2- La création d’entreprises y est forte et les défaillances sont en baisse. Le taux de création est « parmi les plus élevés en Europe » et le taux de disparition « parmi les plus faibles », se félicite Christophe Lecourtier, le directeur général de Business France. De façon concrète, avec un taux de création d’entreprise* de 9,4 % en 2015, l’Hexagone occupe le quatrième rang, après le Royaume-Uni (14,8 %), la Pologne (12,1 %) et juste derrière les Pays-Bas (9,7 %).
En 2015, Eurostat recense 328 884 créations d’entreprise en France dans l’industrie et les services marchands, ce qui est « 4,3 % de moins qu’au Royaume-Uni et 17,8 % de plus qu’en Italie », remarque Business France. Enfin, relève l’agence, « en 2015, la France présente un taux de disparition des entreprises parmi les plus faibles** avec 5,3 %, derrière l’Irlande (2 %) et la Belgique (3 %) ».

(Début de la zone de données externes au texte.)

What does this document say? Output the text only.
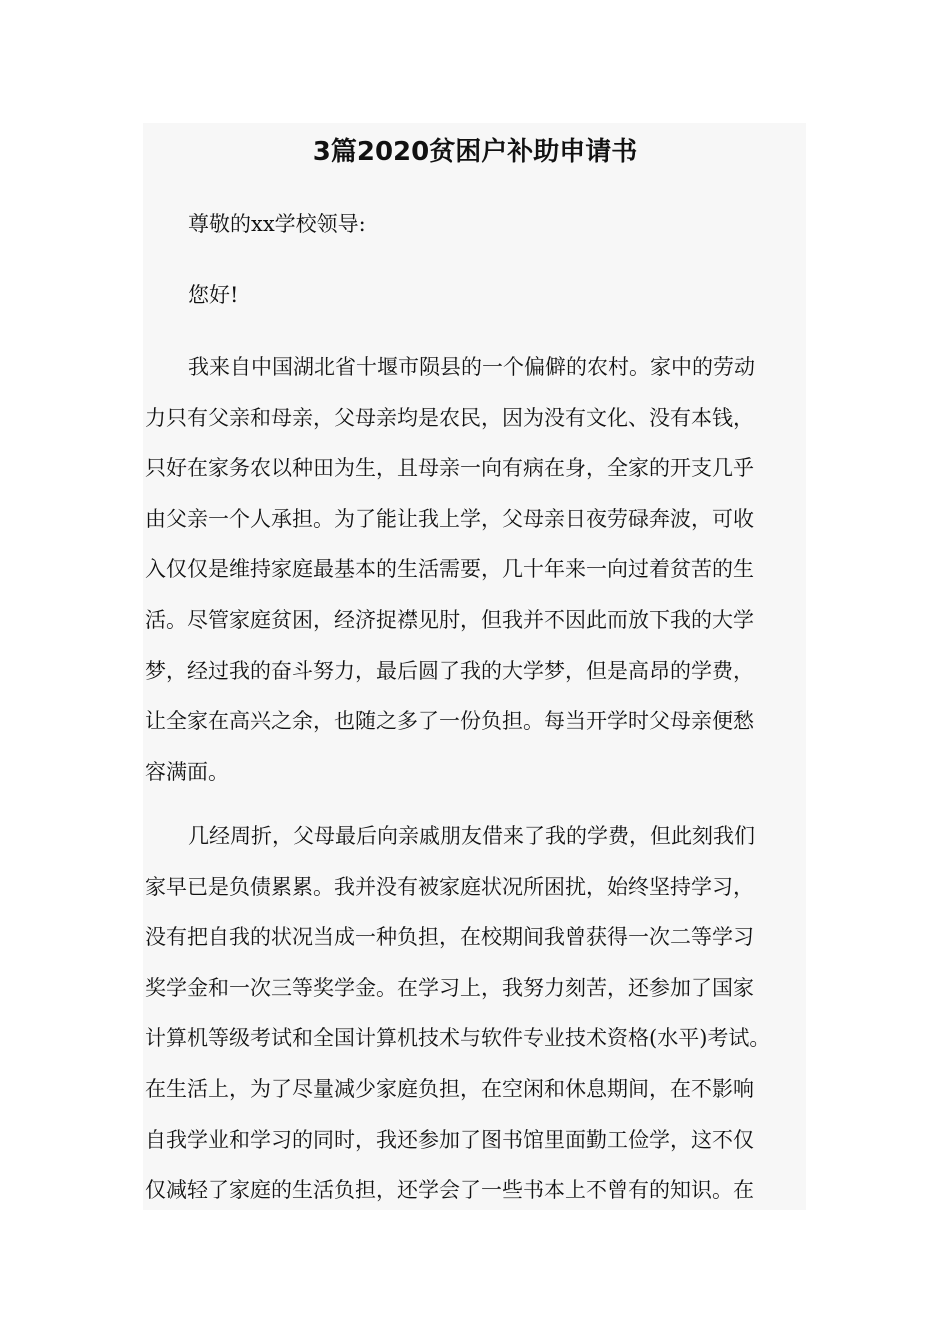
3篇2020贫困户补助申请书

尊敬的xx学校领导:

您好!

我来自中国湖北省十堰市陨县的一个偏僻的农村。家中的劳动
力只有父亲和母亲，父母亲均是农民，因为没有文化、没有本钱，
只好在家务农以种田为生，且母亲一向有病在身，全家的开支几乎
由父亲一个人承担。为了能让我上学，父母亲日夜劳碌奔波，可收
入仅仅是维持家庭最基本的生活需要，几十年来一向过着贫苦的生
活。尽管家庭贫困，经济捉襟见肘，但我并不因此而放下我的大学
梦，经过我的奋斗努力，最后圆了我的大学梦，但是高昂的学费，
让全家在高兴之余，也随之多了一份负担。每当开学时父母亲便愁
容满面。
几经周折，父母最后向亲戚朋友借来了我的学费，但此刻我们
家早已是负债累累。我并没有被家庭状况所困扰，始终坚持学习，
没有把自我的状况当成一种负担，在校期间我曾获得一次二等学习
奖学金和一次三等奖学金。在学习上，我努力刻苦，还参加了国家
计算机等级考试和全国计算机技术与软件专业技术资格(水平)考试。
在生活上，为了尽量减少家庭负担，在空闲和休息期间，在不影响
自我学业和学习的同时，我还参加了图书馆里面勤工俭学，这不仅
仅减轻了家庭的生活负担，还学会了一些书本上不曾有的知识。在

3- Le coût du financement est bas et les startups trouvent des fonds dans l’Hexagone. Pendant les huit premiers mois de 2017, d’après les fonds Dealroom (Fundraising by European venture capital funds), pour la première fois, la France est devenue la première nation européenne pour la levée de fonds en capital-risque. Les sociétés françaises de capital-risque auraient ainsi levé 2,7 milliards d’euros, soit neuf fois plus qu’en 2014 (0,3 Md€), un montant, au demeurant, supérieur aux levées de fonds des concurrentes britanniques (2,3 Md€) et allemandes (1,1 Md€).
4- La France reçoit de nombreux investissements étrangers. Ainsi, d’’après Eurostat, elle est en 2015 le premier pays d’accueil de filiales étrangères en Europe, avec plus de 28 000 unités recensées, contre 27 700 en Allemagne et 22 200 au Royaume-Uni.

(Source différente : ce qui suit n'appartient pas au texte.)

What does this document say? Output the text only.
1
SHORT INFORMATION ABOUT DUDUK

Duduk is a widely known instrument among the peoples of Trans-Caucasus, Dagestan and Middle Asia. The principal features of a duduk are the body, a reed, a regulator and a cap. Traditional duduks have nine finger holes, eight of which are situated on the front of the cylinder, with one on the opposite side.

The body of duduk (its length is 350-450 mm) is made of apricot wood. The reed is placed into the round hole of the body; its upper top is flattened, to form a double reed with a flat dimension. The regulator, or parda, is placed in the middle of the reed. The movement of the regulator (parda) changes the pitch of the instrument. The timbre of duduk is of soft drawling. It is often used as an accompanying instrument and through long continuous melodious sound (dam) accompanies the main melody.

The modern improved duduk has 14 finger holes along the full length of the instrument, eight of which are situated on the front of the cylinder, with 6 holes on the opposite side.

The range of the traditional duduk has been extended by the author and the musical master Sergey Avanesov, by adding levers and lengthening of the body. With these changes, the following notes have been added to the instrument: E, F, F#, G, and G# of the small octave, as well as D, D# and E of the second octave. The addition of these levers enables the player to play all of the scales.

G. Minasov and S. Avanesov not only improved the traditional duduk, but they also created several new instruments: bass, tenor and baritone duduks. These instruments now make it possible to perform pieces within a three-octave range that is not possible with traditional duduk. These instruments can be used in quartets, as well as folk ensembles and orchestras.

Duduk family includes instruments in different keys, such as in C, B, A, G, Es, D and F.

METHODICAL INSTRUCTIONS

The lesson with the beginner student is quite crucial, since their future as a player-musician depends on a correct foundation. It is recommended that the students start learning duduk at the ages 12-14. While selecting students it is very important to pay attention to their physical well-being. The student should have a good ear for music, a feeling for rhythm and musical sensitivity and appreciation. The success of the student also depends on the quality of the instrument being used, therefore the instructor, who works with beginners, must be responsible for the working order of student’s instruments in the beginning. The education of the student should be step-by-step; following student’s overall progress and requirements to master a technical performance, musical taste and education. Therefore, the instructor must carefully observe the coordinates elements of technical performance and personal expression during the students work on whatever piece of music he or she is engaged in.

Un bémol toutefois, le communiqué de presse de Business France est muet sur deux points essentiels moins favorables, pourtant largement traités dans ce premier Tableau de bord de l’entrepreneuriat : l’export et le taux de marge.
La faible part des PME et TPE à l’export
Ce n’est pas une surprise : la part de PME et ETI à l’export est faible. Si on s’en tient aux données de l’Insee, les PME et TPE constituent plus de 95 % des entreprises exportatrices françaises mais ne réalisent que 14 % des montants exportés en 2016 et les ETI représentent 4 % en nombre et 32 % du montant exportations, alors que les grandes entreprises (seulement 0,4 % du total des sociétés) représentent, à elles seules, une part de 54 %.
Toutefois, selon l’OCDE*** en valeur, 45,2 % des exportations françaises sont issues des PME en 2014, un chiffre supérieur à celui de l’Allemagne (25 %) et du Royaume–Uni (35,5 %), mais moins élevé qu’en Espagne (47,9 %) ou en Italie (53,9 %) ». Une proportion qui, néanmoins, a tendance à se réduire dès l’année suivante en raison du poids croissant du secteur aéronautique. Ainsi, en 2015, la part des PME dans les exportations françaises n’est plus que de 32 %, une part comparable à celle de l’Allemagne (33 %).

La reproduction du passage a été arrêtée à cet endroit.